Commissioner of Prisons Louis Giorla declined to speak about security measures the prison plans to take for the pope’s visit


Associated Press

PHILADELPHIA — An inmate stabbed a corrections officer with a makeshift nail at a Philadelphia prison where Pope Francis is planning a September visit, but officials said Thursday they remain confident in their ability to ensure his safety.

The attack occurred just before 6 p.m. Wednesday at Curran-Fromhold Correctional Facility in the city’s Holmesburg section, where police said Matthew Early, 20, stabbed the officer in the face, head, neck, shoulders and arms.

Pope Francis holds hands with children wearing traditional clothing as he walks with Bolivian President Evo Morales upon his arrival at the El Alto airport in Bolivia. (AP Photo/Gregorio Borgia)
Pope Francis holds hands with children wearing traditional clothing as he walks with Bolivian President Evo Morales upon his arrival at the El Alto airport in Bolivia. (AP Photo/Gregorio Borgia)

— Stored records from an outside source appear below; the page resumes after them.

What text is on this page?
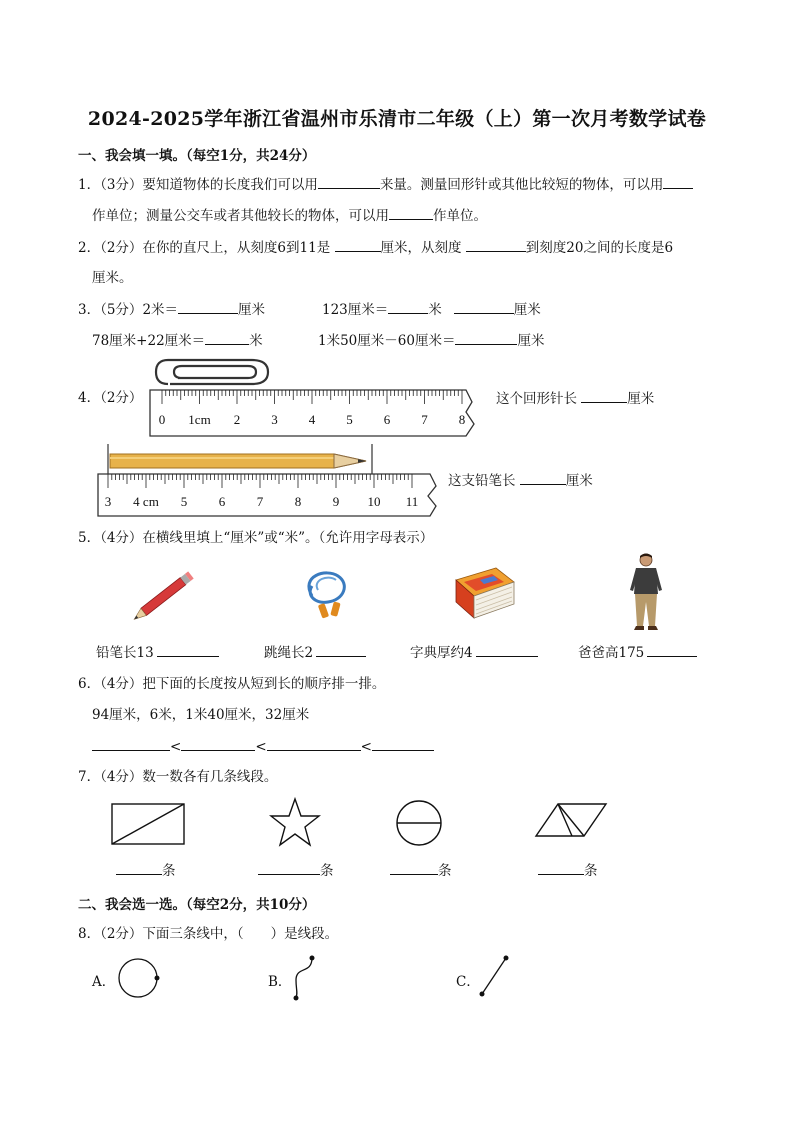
2024-2025学年浙江省温州市乐清市二年级（上）第一次月考数学试卷
一、我会填一填。（每空1分，共24分）
1．（3分）要知道物体的长度我们可以用	来量。测量回形针或其他比较短的物体，可以用
作单位；测量公交车或者其他较长的物体，可以用	作单位。
2．（2分）在你的直尺上，从刻度6到11是	厘米，从刻度	到刻度20之间的长度是6
厘米。
3．（5分）2米＝	厘米	123厘米＝	米	厘米
78厘米+22厘米＝	米	1米50厘米－60厘米＝	厘米
4．（2分）
0 1cm 2 3 4 5 6 7 8
这个回形针长	厘米
3 4 cm 5 6 7 8 9 10 11
这支铅笔长	厘米
5．（4分）在横线里填上“厘米”或“米”。（允许用字母表示）
铅笔长13	跳绳长2	字典厚约4	爸爸高175
6．（4分）把下面的长度按从短到长的顺序排一排。
94厘米，6米，1米40厘米，32厘米
<	<	<
7．（4分）数一数各有几条线段。
条	条	条	条
二、我会选一选。（每空2分，共10分）
8．（2分）下面三条线中，（　　）是线段。
A．	B．	C．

The officer, Tyree Holmes, 25, was treated and released from Aria-Torresdale Hospital Wednesday evening. Commissioner of Prisons Louis Giorla said Thursday he was “resting comfortably.”

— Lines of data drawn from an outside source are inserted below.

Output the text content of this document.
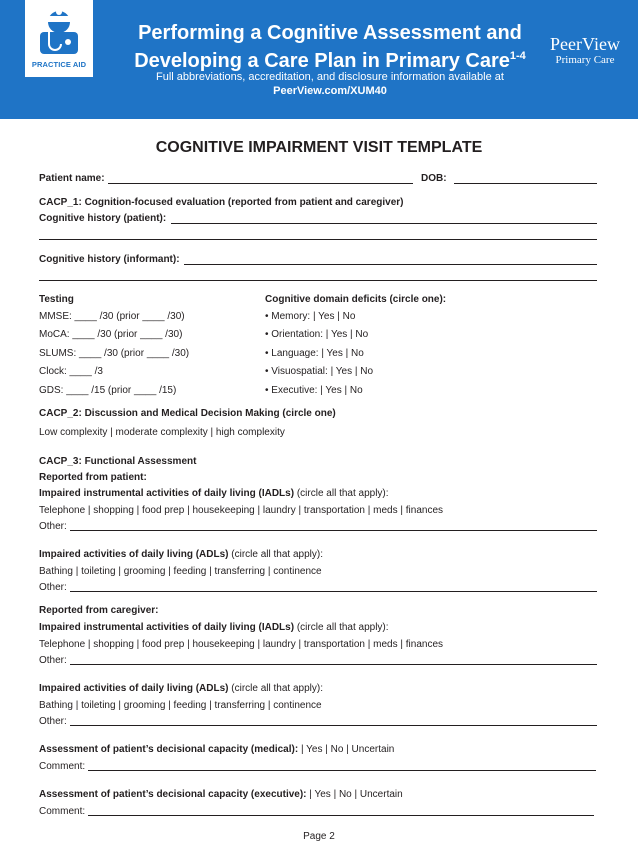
PRACTICE AID
Performing a Cognitive Assessment and
Developing a Care Plan in Primary Care$^{1-4}$
Full abbreviations, accreditation, and disclosure information available at
PeerView.com/XUM40
PeerView
Primary Care
COGNITIVE IMPAIRMENT VISIT TEMPLATE
Patient name:	DOB:
CACP_1: Cognition-focused evaluation (reported from patient and caregiver)
Cognitive history (patient):
Cognitive history (informant):
Testing
MMSE: ____ /30 (prior ____ /30)
MoCA: ____ /30 (prior ____ /30)
SLUMS: ____ /30 (prior ____ /30)
Clock: ____ /3
GDS: ____ /15 (prior ____ /15)
Cognitive domain deficits (circle one):
• Memory: | Yes | No
• Orientation: | Yes | No
• Language: | Yes | No
• Visuospatial: | Yes | No
• Executive: | Yes | No
CACP_2: Discussion and Medical Decision Making (circle one)
Low complexity | moderate complexity | high complexity
CACP_3: Functional Assessment
Reported from patient:
Impaired instrumental activities of daily living (IADLs) (circle all that apply):
Telephone | shopping | food prep | housekeeping | laundry | transportation | meds | finances
Other:
Impaired activities of daily living (ADLs) (circle all that apply):
Bathing | toileting | grooming | feeding | transferring | continence
Other:
Reported from caregiver:
Impaired instrumental activities of daily living (IADLs) (circle all that apply):
Telephone | shopping | food prep | housekeeping | laundry | transportation | meds | finances
Other:
Impaired activities of daily living (ADLs) (circle all that apply):
Bathing | toileting | grooming | feeding | transferring | continence
Other:
Assessment of patient’s decisional capacity (medical): | Yes | No | Uncertain
Comment:
Assessment of patient’s decisional capacity (executive): | Yes | No | Uncertain
Comment:
Page 2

Pope Francis is scheduled to visit the prison on Sept. 27 while he’s in Philadelphia for the World Meeting of Families. The pope still plans to visit the facility, said a spokesman for the Archdiocese of Philadelphia.

Giorla declined to speak about security measures the prison plans to take for the pope’s visit but said: “The pope is an international leader, he’s a religious leader, he’s a special guest when he comes, but I think if you look around, if you travel around this facility, we entertain visitors all day long.”

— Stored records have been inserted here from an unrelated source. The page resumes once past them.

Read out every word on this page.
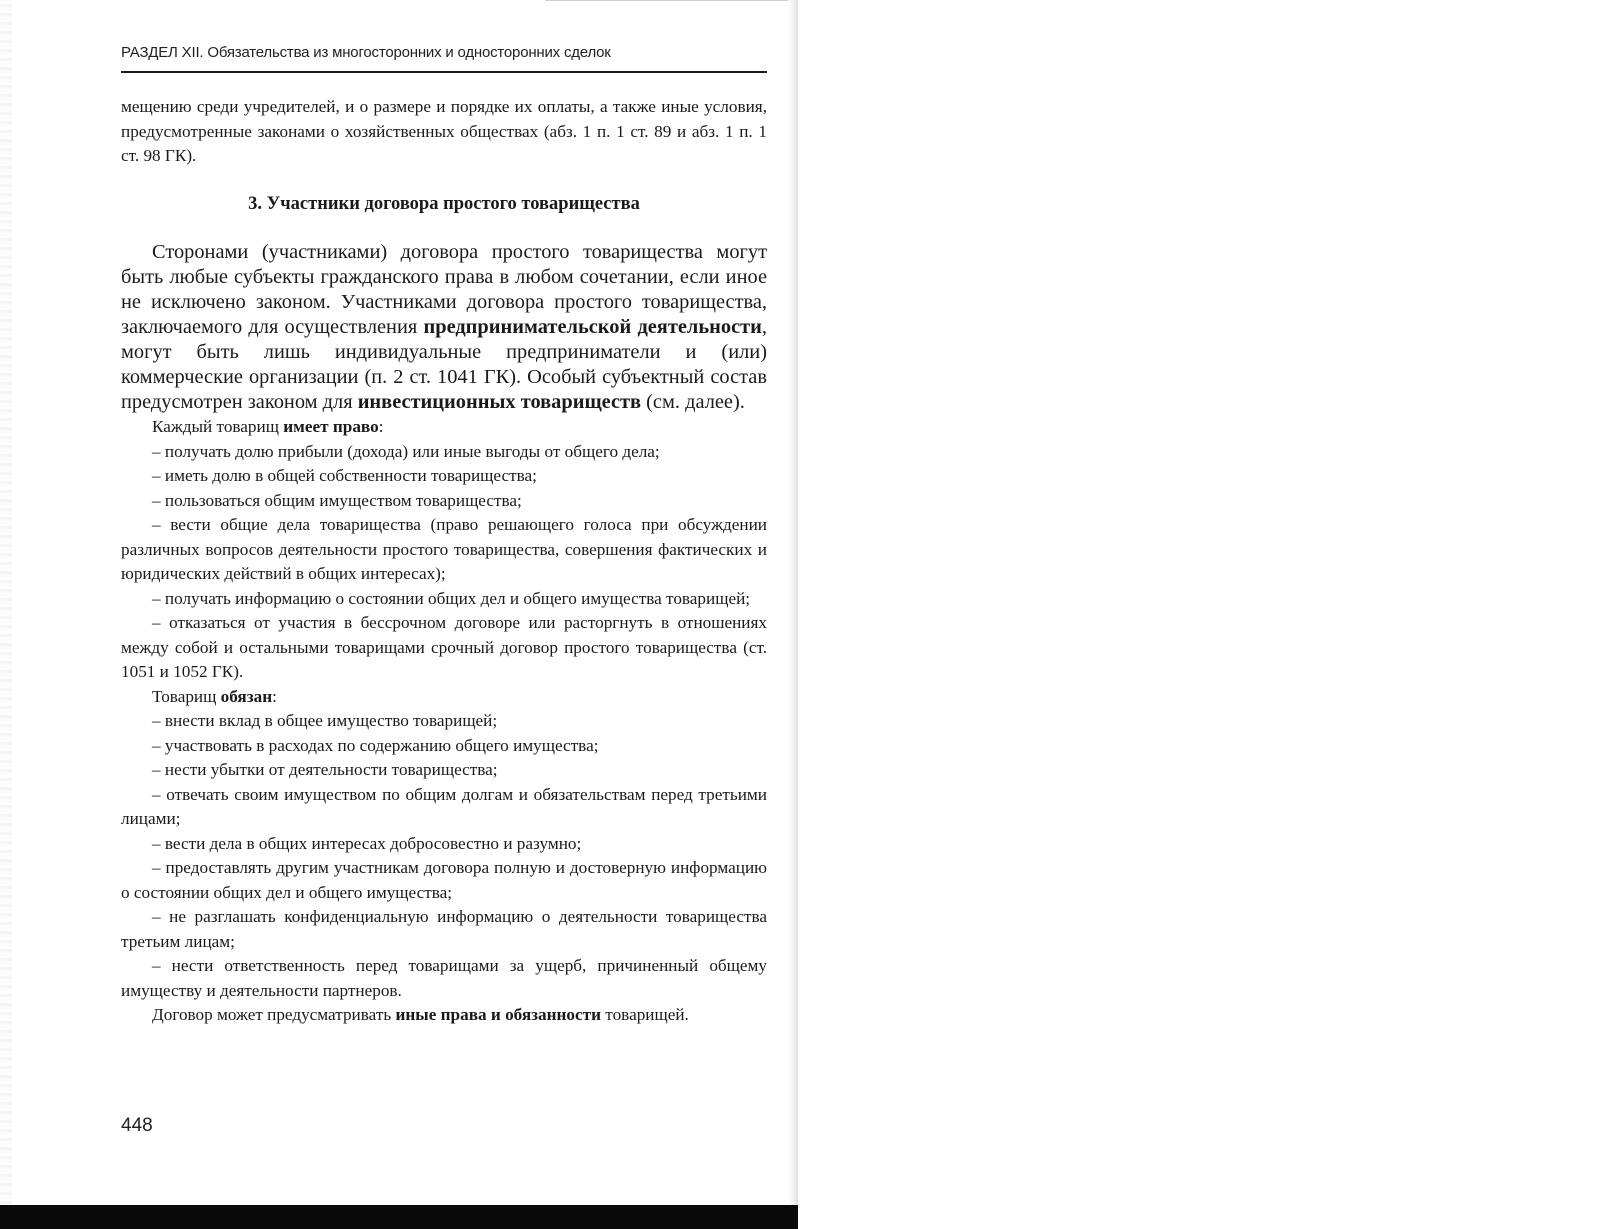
РАЗДЕЛ XII. Обязательства из многосторонних и односторонних сделок

мещению среди учредителей, и о размере и порядке их оплаты, а также иные условия, предусмотренные законами о хозяйственных обществах (абз. 1 п. 1 ст. 89 и абз. 1 п. 1 ст. 98 ГК).

3. Участники договора простого товарищества

Сторонами (участниками) договора простого товарищества могут быть любые субъекты гражданского права в любом сочетании, если иное не исключено законом. Участниками договора простого товарищества, заключаемого для осуществления предпринимательской деятельности, могут быть лишь индивидуальные предприниматели и (или) коммерческие организации (п. 2 ст. 1041 ГК). Особый субъектный состав предусмотрен законом для инвестиционных товариществ (см. далее).

Каждый товарищ имеет право:

– получать долю прибыли (дохода) или иные выгоды от общего дела;

– иметь долю в общей собственности товарищества;

– пользоваться общим имуществом товарищества;

– вести общие дела товарищества (право решающего голоса при обсуждении различных вопросов деятельности простого товарищества, совершения фактических и юридических действий в общих интересах);

– получать информацию о состоянии общих дел и общего имущества товарищей;

– отказаться от участия в бессрочном договоре или расторгнуть в отношениях между собой и остальными товарищами срочный договор простого товарищества (ст. 1051 и 1052 ГК).

Товарищ обязан:

– внести вклад в общее имущество товарищей;

– участвовать в расходах по содержанию общего имущества;

– нести убытки от деятельности товарищества;

– отвечать своим имуществом по общим долгам и обязательствам перед третьими лицами;

– вести дела в общих интересах добросовестно и разумно;

– предоставлять другим участникам договора полную и достоверную информацию о состоянии общих дел и общего имущества;

– не разглашать конфиденциальную информацию о деятельности товарищества третьим лицам;

– нести ответственность перед товарищами за ущерб, причиненный общему имуществу и деятельности партнеров.

Договор может предусматривать иные права и обязанности товарищей.

448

The prison manages 1,000 inmate visits a day.

“All I can say is we’ll do what we normally do, and we’ll do it as diligently as we can,” Giorla said.

Early is awaiting sentencing on charges of attempted murder in a 2012 shooting at a train station that injured two Chicago Bulls fans. Prosecutors say Early and his brother had been arguing with the Bulls fans after a Philadelphia 76ers game.

The name of Early’s public defender wasn’t available.